No, ma va tutto benissimo, siamo prontissimi. Io ero indietro col programma a settembre, figuriamoci adesso con dieci giorni di sospensione didattico-sanitaria. Ma mercoledì torniamo. Forse che sì, forse che no. Ma non importa tanto siamo pronti. Facciamo partire la didattica a distanza, certo.

Ah, che bella novità. La mia è sempre didattica a distanza, nel senso che loro sono distanti anni luce da quello che io cerco di spiegare. Tipo, io spiego l’amor cortese, e loro chattano con la tipa, che, insomma, non sempre è proprio amor cortese. E poi sono anche distanti fisicamente, perché dopo l’intervallo io sono seduta sopra la cattedra e loro invece vagabondano per ore per l’istituto finché non urlo di tornare, quindi non è che io li abbia proprio di fronte.

Invidio da matti questi colleghi al telegiornale che fanno lezione a distanza.

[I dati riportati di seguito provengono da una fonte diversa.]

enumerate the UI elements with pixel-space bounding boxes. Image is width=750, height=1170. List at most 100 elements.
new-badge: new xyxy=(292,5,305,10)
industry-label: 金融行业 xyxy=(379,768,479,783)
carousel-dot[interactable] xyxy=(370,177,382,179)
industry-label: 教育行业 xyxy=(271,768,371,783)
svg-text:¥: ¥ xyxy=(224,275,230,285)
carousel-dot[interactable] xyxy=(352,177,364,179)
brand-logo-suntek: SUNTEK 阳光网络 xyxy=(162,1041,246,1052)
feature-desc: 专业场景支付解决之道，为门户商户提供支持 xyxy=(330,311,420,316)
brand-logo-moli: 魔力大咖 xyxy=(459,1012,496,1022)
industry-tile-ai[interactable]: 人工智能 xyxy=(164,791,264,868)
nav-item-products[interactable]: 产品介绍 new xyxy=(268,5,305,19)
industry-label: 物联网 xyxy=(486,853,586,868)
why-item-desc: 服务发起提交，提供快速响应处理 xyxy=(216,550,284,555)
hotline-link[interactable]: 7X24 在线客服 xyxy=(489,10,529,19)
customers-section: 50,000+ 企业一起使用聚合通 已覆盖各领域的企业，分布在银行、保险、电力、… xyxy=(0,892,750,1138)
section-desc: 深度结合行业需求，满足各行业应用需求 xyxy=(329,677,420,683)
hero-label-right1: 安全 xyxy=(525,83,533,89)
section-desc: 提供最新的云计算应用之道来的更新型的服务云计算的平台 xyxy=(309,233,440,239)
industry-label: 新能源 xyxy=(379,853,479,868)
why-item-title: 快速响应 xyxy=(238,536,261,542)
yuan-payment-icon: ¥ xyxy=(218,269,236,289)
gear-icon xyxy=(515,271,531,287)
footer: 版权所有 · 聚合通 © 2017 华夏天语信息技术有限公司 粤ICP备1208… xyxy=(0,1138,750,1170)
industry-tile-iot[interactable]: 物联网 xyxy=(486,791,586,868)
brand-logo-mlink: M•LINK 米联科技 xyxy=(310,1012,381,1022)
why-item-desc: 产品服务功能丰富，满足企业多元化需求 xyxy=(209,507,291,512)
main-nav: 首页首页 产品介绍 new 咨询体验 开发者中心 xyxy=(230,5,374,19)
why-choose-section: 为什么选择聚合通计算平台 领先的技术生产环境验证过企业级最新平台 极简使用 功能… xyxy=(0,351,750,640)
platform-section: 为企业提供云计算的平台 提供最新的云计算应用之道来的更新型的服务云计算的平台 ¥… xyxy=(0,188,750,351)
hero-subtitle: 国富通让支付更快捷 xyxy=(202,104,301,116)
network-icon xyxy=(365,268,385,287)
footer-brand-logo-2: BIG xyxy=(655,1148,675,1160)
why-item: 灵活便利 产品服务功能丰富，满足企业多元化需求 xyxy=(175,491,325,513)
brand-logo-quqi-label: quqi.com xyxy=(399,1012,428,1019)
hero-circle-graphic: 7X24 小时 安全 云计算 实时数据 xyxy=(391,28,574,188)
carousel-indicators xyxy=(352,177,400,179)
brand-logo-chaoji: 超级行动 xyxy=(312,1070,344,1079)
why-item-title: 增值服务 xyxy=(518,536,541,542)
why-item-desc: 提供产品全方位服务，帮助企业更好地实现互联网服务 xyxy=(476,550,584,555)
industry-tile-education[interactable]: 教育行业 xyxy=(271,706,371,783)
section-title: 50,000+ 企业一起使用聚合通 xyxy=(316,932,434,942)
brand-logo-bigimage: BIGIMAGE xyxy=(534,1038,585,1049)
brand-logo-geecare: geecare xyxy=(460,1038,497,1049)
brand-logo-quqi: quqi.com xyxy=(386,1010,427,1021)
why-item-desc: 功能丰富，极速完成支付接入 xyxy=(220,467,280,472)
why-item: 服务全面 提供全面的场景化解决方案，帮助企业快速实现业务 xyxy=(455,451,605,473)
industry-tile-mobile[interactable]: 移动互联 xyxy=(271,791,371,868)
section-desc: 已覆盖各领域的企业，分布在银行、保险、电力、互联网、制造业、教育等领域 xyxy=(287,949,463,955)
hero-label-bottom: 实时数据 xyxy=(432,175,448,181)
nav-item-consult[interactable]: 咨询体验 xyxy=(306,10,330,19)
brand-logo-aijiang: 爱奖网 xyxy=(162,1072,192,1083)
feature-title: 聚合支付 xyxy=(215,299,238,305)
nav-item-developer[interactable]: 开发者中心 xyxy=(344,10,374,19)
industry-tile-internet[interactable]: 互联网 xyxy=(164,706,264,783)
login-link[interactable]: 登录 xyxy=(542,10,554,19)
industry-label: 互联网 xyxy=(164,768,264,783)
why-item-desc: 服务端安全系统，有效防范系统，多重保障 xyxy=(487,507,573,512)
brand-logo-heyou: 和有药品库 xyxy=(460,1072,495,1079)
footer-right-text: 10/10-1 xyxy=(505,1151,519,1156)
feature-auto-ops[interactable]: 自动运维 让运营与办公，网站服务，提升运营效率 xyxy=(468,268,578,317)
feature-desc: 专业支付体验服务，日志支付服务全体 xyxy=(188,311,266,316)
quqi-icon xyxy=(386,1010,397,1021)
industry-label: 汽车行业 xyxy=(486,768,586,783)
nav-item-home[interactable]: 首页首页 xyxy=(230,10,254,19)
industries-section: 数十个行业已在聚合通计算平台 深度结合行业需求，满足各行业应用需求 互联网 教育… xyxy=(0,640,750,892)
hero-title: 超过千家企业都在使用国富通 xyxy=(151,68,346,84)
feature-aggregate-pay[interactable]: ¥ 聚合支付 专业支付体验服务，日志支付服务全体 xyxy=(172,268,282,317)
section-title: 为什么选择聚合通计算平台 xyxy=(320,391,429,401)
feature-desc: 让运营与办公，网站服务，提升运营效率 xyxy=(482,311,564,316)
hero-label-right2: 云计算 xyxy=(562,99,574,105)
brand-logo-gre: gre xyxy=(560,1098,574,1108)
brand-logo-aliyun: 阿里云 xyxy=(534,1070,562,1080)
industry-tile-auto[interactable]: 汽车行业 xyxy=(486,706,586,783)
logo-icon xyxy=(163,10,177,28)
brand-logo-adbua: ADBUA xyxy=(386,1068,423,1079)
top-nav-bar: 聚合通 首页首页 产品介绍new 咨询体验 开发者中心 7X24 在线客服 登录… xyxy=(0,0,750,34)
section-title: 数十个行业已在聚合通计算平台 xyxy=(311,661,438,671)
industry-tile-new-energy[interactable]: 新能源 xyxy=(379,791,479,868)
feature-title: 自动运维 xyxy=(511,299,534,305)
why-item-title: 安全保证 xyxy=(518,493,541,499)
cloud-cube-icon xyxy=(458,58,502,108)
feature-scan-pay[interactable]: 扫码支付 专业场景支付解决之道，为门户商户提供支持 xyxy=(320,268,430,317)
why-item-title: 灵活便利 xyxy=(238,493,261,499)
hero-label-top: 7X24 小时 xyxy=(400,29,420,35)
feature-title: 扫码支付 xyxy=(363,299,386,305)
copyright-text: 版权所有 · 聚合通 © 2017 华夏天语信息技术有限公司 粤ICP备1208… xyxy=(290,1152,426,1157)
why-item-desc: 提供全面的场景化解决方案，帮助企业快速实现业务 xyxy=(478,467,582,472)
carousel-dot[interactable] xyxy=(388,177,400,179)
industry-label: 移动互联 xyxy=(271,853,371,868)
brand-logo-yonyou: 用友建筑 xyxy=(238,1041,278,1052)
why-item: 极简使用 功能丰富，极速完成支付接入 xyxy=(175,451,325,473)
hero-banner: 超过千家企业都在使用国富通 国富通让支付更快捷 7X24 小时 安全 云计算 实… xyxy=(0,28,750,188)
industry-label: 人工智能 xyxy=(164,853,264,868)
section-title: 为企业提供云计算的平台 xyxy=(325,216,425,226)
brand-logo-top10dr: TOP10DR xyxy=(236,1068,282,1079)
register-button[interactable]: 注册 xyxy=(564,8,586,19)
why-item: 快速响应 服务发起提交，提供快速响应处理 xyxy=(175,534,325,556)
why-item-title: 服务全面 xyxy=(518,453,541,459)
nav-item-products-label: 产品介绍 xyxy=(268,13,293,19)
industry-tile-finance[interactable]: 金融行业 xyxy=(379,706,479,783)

Dal loro salotto ordinato. Con la mascherina addosso (nel salotto? che polvere c’è, a casa di ‘sta gente? Io l’unica mascherina che metto è quella antirughe per il contorno occhi e non fa un cazzo manco quella). E parlano, loro. Parlano in videoconferenza con motivatissimi discenti che mostrano in tempo reale il risultato di un’equazione.

Io già mi ci vedo. Intanto, se annunciassi una lezione in diretta streaming sui canali istituzionali della scuola, partirebbe il coro greco. “Prof, ma io non ho le credenziali per entrare nel registro! Le ho perse! Non le ho mai ritirate! Me le ha mangiate il Demagorgon, non le trovo più”. Ma insisto, eh, vado oltre, non demordo, è la scuola del futuro, Azzolì, stai serena, ce la faccio. C’avessi una Lim in classe, una che sia una, ma coi mezzi miei vedrai che ce la fo.

Vabbè, raga, facciamo una diretta con un altro mezzo, che ne so, Skype. Come se li sentissi. “Ma prof! Non ho il computer! Non ho il telefono! Si è scaricato, rotto, me l’hanno rubato, ho il vetro rigato, non mi parte il sonoro, incido ancora sulle tavolette di cera, io!” E poi comunque i miei la mattina dormono. Mica come quelli del tg, belli puliti e profumati, con la tazza di caffè vicino e il bloc-notes per gli appunti. Io farei la diretta da sola, senza pubblico, tipo quelle serate nei locali da stand-up comedy, ma senza i vestiti fichissimi di Mrs Maisel.

Dovrei cambiare approccio. Vi faccio una lezione, mi faccio il video mentre spiego e poi ve lo carico sul gruppo whatsapp. E poi mi fate le domande. “Un video? prof, ma pesano. Ho finito i giga”.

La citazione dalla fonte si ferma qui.